Fashion on Parade!
The series of Christmas Week Concerts at the Filharmonija continued on Monday with the Concert by the Muzika Humana, the small chamber ensemble which more usually plays at the Lutheran Church on a Sunday evening (not every Sunday evening!). I have often commented on its conductor's style of conducting, his love of encores etc and will restrain myself this time.
The MH seems to have a new leader, Paulius Biveinis, whose career I have watched (from a distance) from when he had very long hair, very short hair, and now seems to have longer hair again. He used to be leader of the Music Academy's orchestra, played in the Chamber Orchestra, and now is in Muzika Humana (and maybe other orchestras as well since the MH is not full-time employment), but he's never quite hit the Big Time. Otherwise it was much the usual crowd apart from a young woman at the back of the first violins.
The programming was Bach and Corelli, starting with Corelli's Christmas Concerto. I always forget how long this is, with about 6 movements or so, and the 'famous bit' is about the fourth or fifth movement. Reliably played and all that.
Then we had some the first of a series of Bach; a couple of recitatives and arias for soprano (Raminta Vaiceskauskaite, an apparition in red) and bass (Ignas Misiura) from the Christmas Cantata. It was nice but a bit strange; only Ms Vaiceskauskaite was on stage first, doing her bit, very nicely, and then Mr Misiura strolled on, in an outfit that can only be described as a mixture between bell-hop and the hunter coming back from the hunt. A very short grey jacket, buttoned up to the neck, with one lapel hanging open, and a velvet collar and velvet pocket covers (or whatever you call those flaps above pockets). Mr Misiura is a very stylish man and appears to like following fashions, but I am not sure about the shortness of that jacket in a concert hall. How many female singers would you see in a mini-skirt whilst performing?

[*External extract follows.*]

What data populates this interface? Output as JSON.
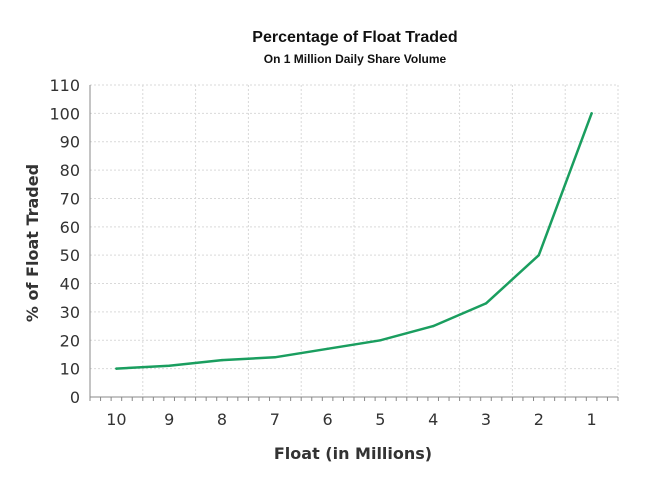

This was followed by Bach's first orchestral overture (hadn't we heard the first movement the day before?). I have to say I always find these boring, with all those stately dances and so on. I know the cello suites are much the same, also series of dances, but they seem to have more depth. This performance was solid and reliable, but did not set the heather alight.
After the interval we had the Bach concerto for violin and oboe, with Paulius Biveinis as the violin soloist and the inimitable Robertas Beinaris on oboe. A former trumpeter behind me muttered - this is not original. So I listened hard and thought that I had heard the first movement as an organ piece before, but Bach transcribed his own and other pieces, other people transcribed Bach's pieces ad nauseam - so who knows what was the original. Beinaris' performance was spirited, as always, Biveinis' might have been, had I been able to hear him. Not sure if it is his instrument, but his sound really does not cut across the orchestra - it sounded rather diffident. Technically it was sound but I would have liked more (audible) sparkle.
Finally we had the first movement of the Christmas Oratorio - at least something of it, it's so rare in Lithuania. The reason for the rarity may lie in the Soviet occupation; my trumpeter friend told me he performed it in 1976 in the Filharmonija - since under Soviet rules there was no god and no religion, the oratorio was performed in the spring, to quite clearly divorce it from any religious nonsense. Here the choir Jauna Muzika joined the band. What an apparition! It seems the JM has come into money - the ladies in individually tailored silk dresses according to their very different body shapes, with matching silk wraps or jackets (they often sing in chilly churches) in shades of brown and grey or grey-blue. What a change from the drab-looking church outfits!
Mindaugas Zimkus, tenor (normally dressed for a concert) and Jurga Prakelyte (alto, in a shoulder-less number in white with a black ribbon round the top) joined the others for this performance. Generally it was quite good, though the size of the choir overwhelmed the size of the orchestra. It also does not help when the reviewer knows every note and every word of this piece! Mr Zimkus really needs to work at his German pronounciation - it was pretty distant at times from where it should have been. There are textbooks for this. Overall there were notes missing, slightly sloppy entrances and exits, the timps did not quite sound as they should (I find this difficult to imagine, too, but they just were not quite right).... but at least it was the Christmas Oratorio! I suppose in Western Europe it is such routine that most performers can do it standing on their heads, which is obviously not the case in Eastern Europe.